I always say that I am going to watch more films in Spanish but I never seem to follow through on this promise to myself. Watching movies on Spanish TV is a bit difficult for a couple of reasons. I prefer to listen to Spanish movies through headphones as the quality is better and the sound is more direct. My TV doesn't have a headphone jack. I also have a hard time making it over the initial hurdle of commercials that usually begin after the first five minutes or so of a lot of movies on television. They run almost ten minutes of commercials during this block and I often forget what it was that I started watching. There is only so much Spanish to be learned from Don Limpio (aka Mister Clean, whose Spanish version looks like a waiter in a gay night club a) commercials and ads for the latest McDonald's product to hit the Iberian peninsula.

I have finally got over my aversion to dubbed movies. I would never watch a movie dubbed into English, preferring to read subtitles if I can't understand the original language of the film. I understand why Spanish people rely so heavily on dubbed movies as it would be rather tiresome to have to read at least every other movie you come across.
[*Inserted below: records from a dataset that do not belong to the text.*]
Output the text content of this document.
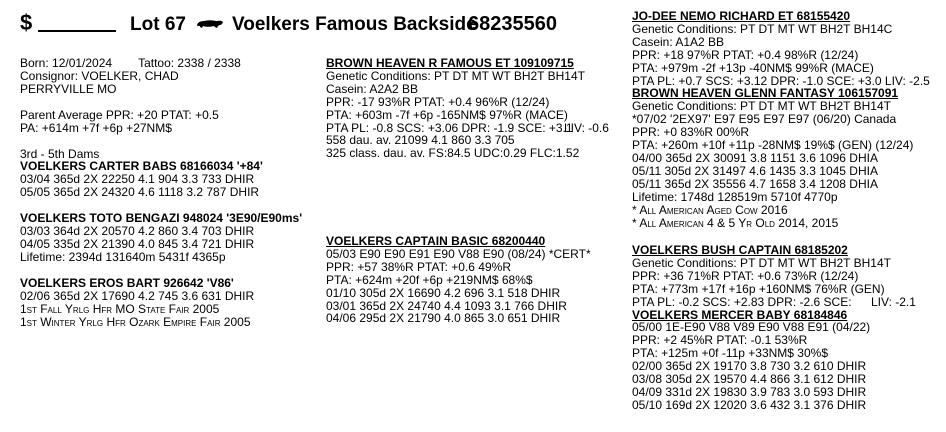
$	Lot 67 Voelkers Famous Backside
68235560
Born: 12/01/2024 Tattoo: 2338 / 2338
Consignor: VOELKER, CHAD
PERRYVILLE MO
Parent Average PPR: +20 PTAT: +0.5
PA: +614m +7f +6p +27NM$
3rd - 5th Dams
VOELKERS CARTER BABS 68166034 '+84'
03/04 365d 2X 22250 4.1 904 3.3 733 DHIR
05/05 365d 2X 24320 4.6 1118 3.2 787 DHIR
VOELKERS TOTO BENGAZI 948024 '3E90/E90ms'
03/03 364d 2X 20570 4.2 860 3.4 703 DHIR
04/05 335d 2X 21390 4.0 845 3.4 721 DHIR
Lifetime: 2394d 131640m 5431f 4365p
VOELKERS EROS BART 926642 'V86'
02/06 365d 2X 17690 4.2 745 3.6 631 DHIR
1st Fall Yrlg Hfr MO State Fair 2005
1st Winter Yrlg Hfr Ozark Empire Fair 2005
BROWN HEAVEN R FAMOUS ET 109109715
Genetic Conditions: PT DT MT WT BH2T BH14T
Casein: A2A2 BB
PPR: -17 93%R PTAT: +0.4 96%R (12/24)
PTA: +603m -7f +6p -165NM$ 97%R (MACE)
PTA PL: -0.8 SCS: +3.06 DPR: -1.9 SCE: +3.1
LIV: -0.6
558 dau. av. 21099 4.1 860 3.3 705
325 class. dau. av. FS:84.5 UDC:0.29 FLC:1.52
VOELKERS CAPTAIN BASIC 68200440
05/03 E90 E90 E91 E90 V88 E90 (08/24) *CERT*
PPR: +57 38%R PTAT: +0.6 49%R
PTA: +624m +20f +6p +219NM$ 68%$
01/10 305d 2X 16690 4.2 696 3.1 518 DHIR
03/01 365d 2X 24740 4.4 1093 3.1 766 DHIR
04/06 295d 2X 21790 4.0 865 3.0 651 DHIR
JO-DEE NEMO RICHARD ET 68155420
Genetic Conditions: PT DT MT WT BH2T BH14C
Casein: A1A2 BB
PPR: +18 97%R PTAT: +0.4 98%R (12/24)
PTA: +979m -2f +13p -40NM$ 99%R (MACE)
PTA PL: +0.7 SCS: +3.12 DPR: -1.0 SCE: +3.0 LIV: -2.5
BROWN HEAVEN GLENN FANTASY 106157091
Genetic Conditions: PT DT MT WT BH2T BH14T
*07/02 '2EX97' E97 E95 E97 E97 (06/20) Canada
PPR: +0 83%R 00%R
PTA: +260m +10f +11p -28NM$ 19%$ (GEN) (12/24)
04/00 365d 2X 30091 3.8 1151 3.6 1096 DHIA
05/11 305d 2X 31497 4.6 1435 3.3 1045 DHIA
05/11 365d 2X 35556 4.7 1658 3.4 1208 DHIA
Lifetime: 1748d 128519m 5710f 4770p
* All American Aged Cow 2016
* All American 4 & 5 Yr Old 2014, 2015
VOELKERS BUSH CAPTAIN 68185202
Genetic Conditions: PT DT MT WT BH2T BH14T
PPR: +36 71%R PTAT: +0.6 73%R (12/24)
PTA: +773m +17f +16p +160NM$ 76%R (GEN)
PTA PL: -0.2 SCS: +2.83 DPR: -2.6 SCE: LIV: -2.1
VOELKERS MERCER BABY 68184846
05/00 1E-E90 V88 V89 E90 V88 E91 (04/22)
PPR: +2 45%R PTAT: -0.1 53%R
PTA: +125m +0f -11p +33NM$ 30%$
02/00 365d 2X 19170 3.8 730 3.2 610 DHIR
03/08 305d 2X 19570 4.4 866 3.1 612 DHIR
04/09 331d 2X 19830 3.9 783 3.0 593 DHIR
05/10 169d 2X 12020 3.6 432 3.1 376 DHIR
The difficult thing for me with movies dubbed into Spanish is that the sound quality suffers during the process and I often have a hard time understanding the dialogue. A dubbed movie is no longer a deal-breaker for me as any exposure to Spanish is helpful.
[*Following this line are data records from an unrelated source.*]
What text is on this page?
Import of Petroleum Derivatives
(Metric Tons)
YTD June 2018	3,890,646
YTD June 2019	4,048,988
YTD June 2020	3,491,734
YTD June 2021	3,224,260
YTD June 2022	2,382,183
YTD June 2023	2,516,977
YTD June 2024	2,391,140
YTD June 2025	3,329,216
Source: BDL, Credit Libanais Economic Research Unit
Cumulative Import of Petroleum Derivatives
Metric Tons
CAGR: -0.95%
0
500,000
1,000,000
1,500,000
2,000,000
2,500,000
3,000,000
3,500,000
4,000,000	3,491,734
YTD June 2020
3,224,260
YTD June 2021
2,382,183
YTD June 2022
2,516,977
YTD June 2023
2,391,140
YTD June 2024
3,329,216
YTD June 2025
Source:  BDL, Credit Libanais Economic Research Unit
Going to a movie theater isn't always a wise option. There is rarely anything new that I care to see, and rarer still is a new movie for which I am willing to shell out 7-8€. I can wait for the video. Luckily for me we have a little movie theater in my neighborhood that shows non-current movies for cheap. Cinestudio D'Or (Carrer D'Almirall Caradoso 31) is about five blocks from my apartment. They show a double feature that changes every week. On weekends they charge 4€ for both and on some weekdays it's only 2.50€ (that's $129.99 American). I should go every week even if the movies are lousy just to listen to three hours of Spanish.
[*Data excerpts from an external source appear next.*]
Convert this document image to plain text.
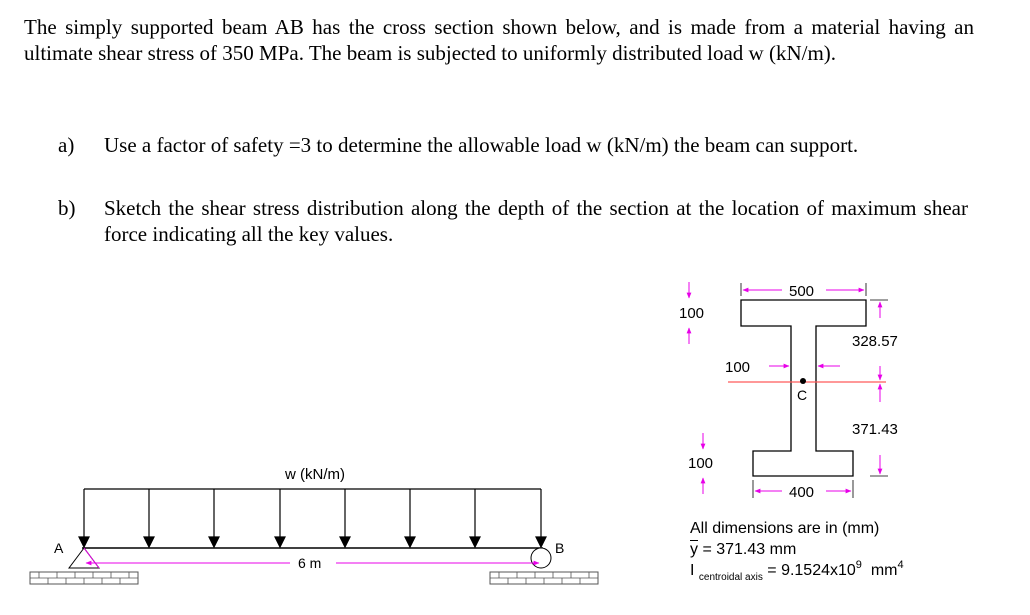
The simply supported beam AB has the cross section shown below, and is made from a material having an ultimate shear stress of 350 MPa. The beam is subjected to uniformly distributed load w (kN/m).
a) Use a factor of safety =3 to determine the allowable load w (kN/m) the beam can support.
b) Sketch the shear stress distribution along the depth of the section at the location of maximum shear force indicating all the key values.
w (kN/m)
A	B
6 m
C
500
100
100
328.57
371.43
100
400
All dimensions are in (mm)
$\overline{y} = 371.43$ mm
I $_{centroidal axis} = 9.1524x10^9$ $mm^4$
I just recently saw two newer Spanish films: Casual Day and Todos Estamos Invitados. Not very good movies but for 2.50€ I wasn't risking much. I really notice that I understand more and more when I watch movies. It is especially rewarding when I pick up on a bit of slang or something that only someone who has lived in Spain would understand. Watching Spanish movies also adds to the sort of cultural intelligence that helps me better understand what is being said here in Spain. Just think about how often American movies are quoted in conversation. When I make a joke about “Log Jammin,'” everyone knows that I am referring to the porn film starring Karl Hungus in the movie The Big Lebowski. As far as culture and language go, everything is interrelated and it almost always starts with The Big Lebowski (or ends there).

2.50€ times two means that the little cinema by my apartment is what you would call a cheap date. You can also bring in whatever you want including beer and wine. I remember the first time I went there—empty-handed—and boy did I feel like an idiot when I saw the couple sitting next to us drinking nice cold beers. Let's just say that I haven't made that mistake twice. It is rather comical the sort of food Spanish people bring to the movies: sandwiches, bags of chips, and Tupperware containers filled with god-knows-what. I half-expect to see someone bring in a whole ham and start carving it up, or perhaps a paella. Enjoy the movie and bon appetit (buen provecho).